College students rarely get to hear perspectives other than climate alarmism, making tabling events like Emma’s invaluable opportunities to challenge narratives and dispel misconceptions.

Emma transformed a simple table into a platform for climate realism. Students were initially drawn in by free plant-based snacks but quickly found themselves engaging in conversations about the very thing that made those snacks possible. Using CFACT literature and eye-catching “I ♥ CO₂” stickers, Emma walked students through a fundamental but often overlooked truth: without carbon dioxide, there is no plant life—and without plant life, there is no food system.
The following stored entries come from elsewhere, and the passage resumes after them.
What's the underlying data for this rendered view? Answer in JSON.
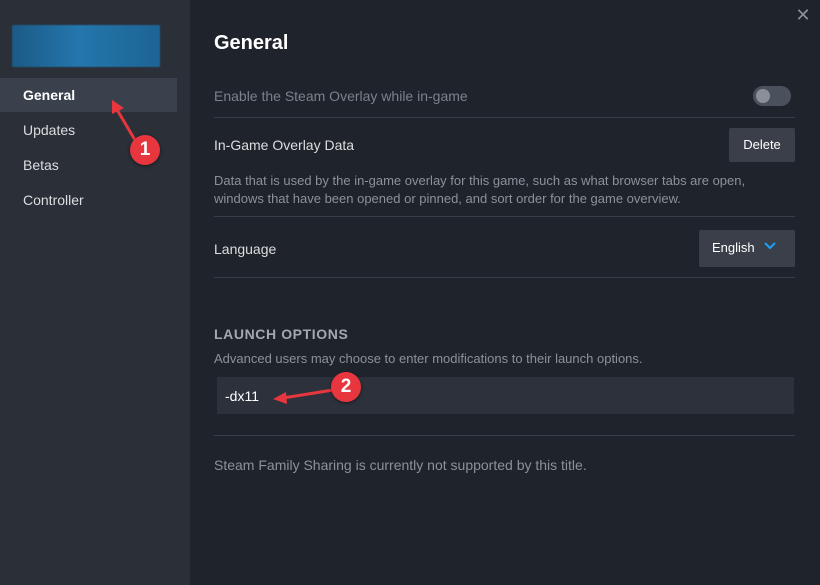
{
  "sidebar": {
    "items": [
      {
        "label": "General",
        "active": true
      },
      {
        "label": "Updates",
        "active": false
      },
      {
        "label": "Betas",
        "active": false
      },
      {
        "label": "Controller",
        "active": false
      }
    ]
  },
  "window": {
    "close_icon": "close-icon"
  },
  "main": {
    "title": "General",
    "overlay_toggle": {
      "label": "Enable the Steam Overlay while in-game",
      "enabled": false
    },
    "overlay_data": {
      "label": "In-Game Overlay Data",
      "button": "Delete",
      "description": "Data that is used by the in-game overlay for this game, such as what browser tabs are open, windows that have been opened or pinned, and sort order for the game overview."
    },
    "language": {
      "label": "Language",
      "selected": "English"
    },
    "launch_options": {
      "header": "LAUNCH OPTIONS",
      "description": "Advanced users may choose to enter modifications to their launch options.",
      "value": "-dx11"
    },
    "family_sharing": "Steam Family Sharing is currently not supported by this title."
  },
  "annotations": [
    {
      "label": "1"
    },
    {
      "label": "2"
    }
  ],
  "colors": {
    "accent": "#1a9fff",
    "annotation": "#e8363f"
  }
}
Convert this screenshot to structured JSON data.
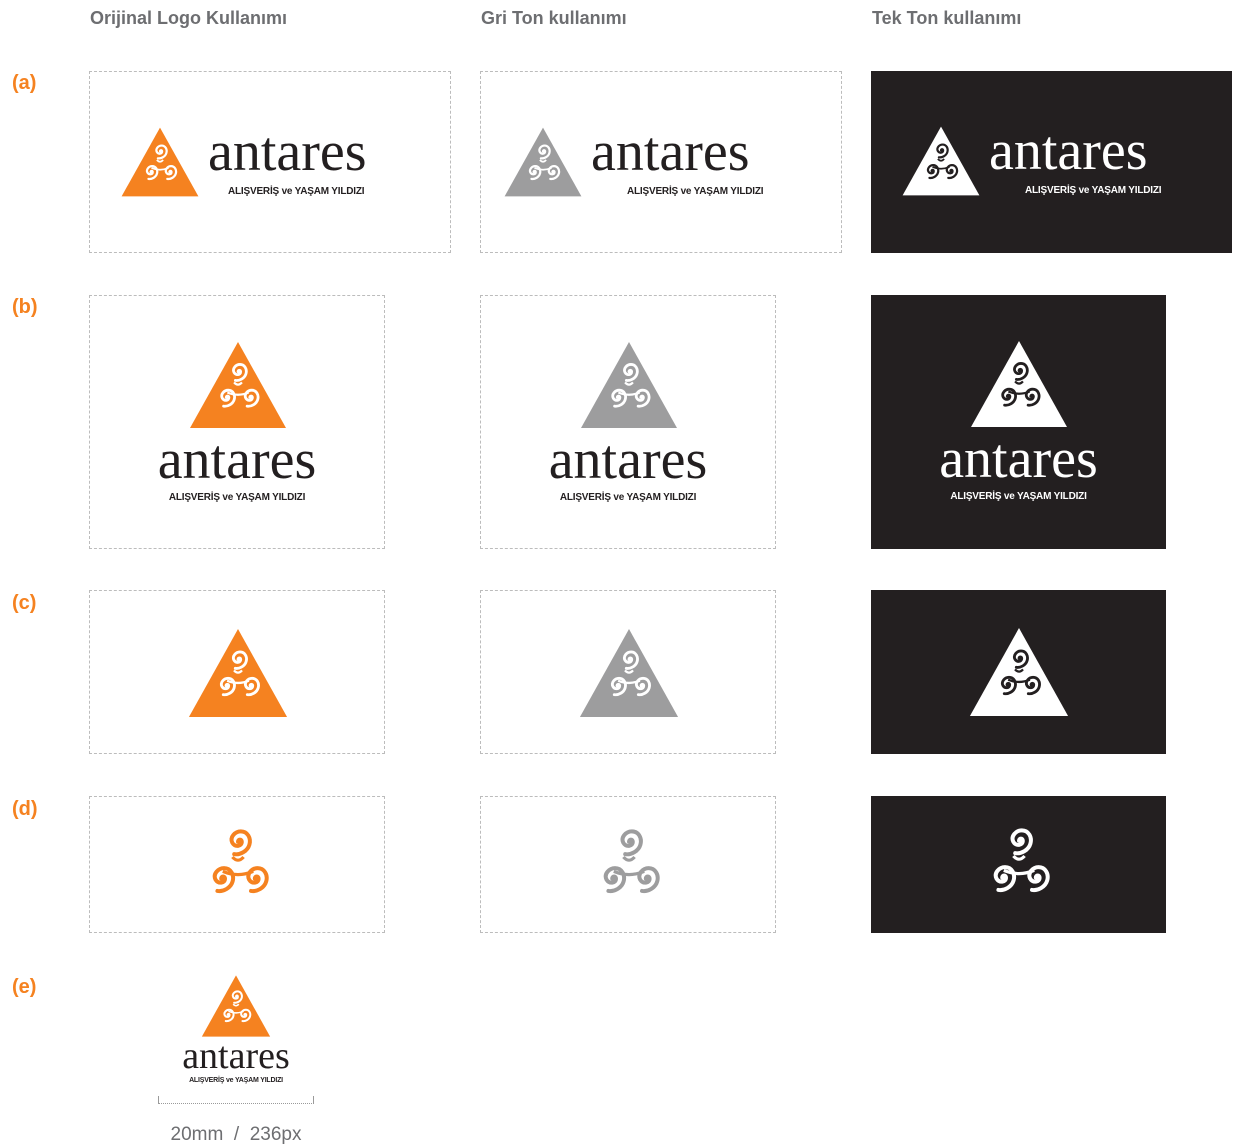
{
  "headers": {
    "original": "Orijinal Logo Kullanımı",
    "gray": "Gri Ton kullanımı",
    "mono": "Tek Ton kullanımı"
  },
  "rows": {
    "a": "(a)",
    "b": "(b)",
    "c": "(c)",
    "d": "(d)",
    "e": "(e)"
  },
  "logo": {
    "wordmark": "antares",
    "tagline": "ALIŞVERİŞ ve YAŞAM YILDIZI"
  },
  "min_size": {
    "mm": "20mm",
    "separator": "/",
    "px": "236px"
  },
  "colors": {
    "brand_orange": "#f58220",
    "gray_tone": "#9d9d9e",
    "dark_background": "#231f20",
    "wordmark_dark": "#231f20",
    "white": "#ffffff",
    "label_gray": "#6d6e71"
  }
}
Armed with “The Real Facts About CO₂” flyer (pictured left, above), Emma highlighted how CO₂ acts as an aerial fertilizer, boosting plant growth, improving drought resistance, and supporting global agriculture. What could have been a fleeting interaction instead became a moment of clarity for many students, reframing CO₂ not as an enemy, but as a critical component of a thriving planet.

What makes this event so powerful is its simplicity. There are no gimmicks, no prerequisites—just a tangible example and a willingness to engage. By pairing something familiar (food) with something frequently misrepresented (CO₂), our campus representative created an immediate and memorable learning experience.

Thanks to Emma’s initiative, students in Tennessee no longer associate CO₂ with pollution, rather their appetites.

In an academic environment dominated by one-sided messaging, CFACT students are proving that even the smallest interactions can spark meaningful change—one conversation, and one snack, at a time.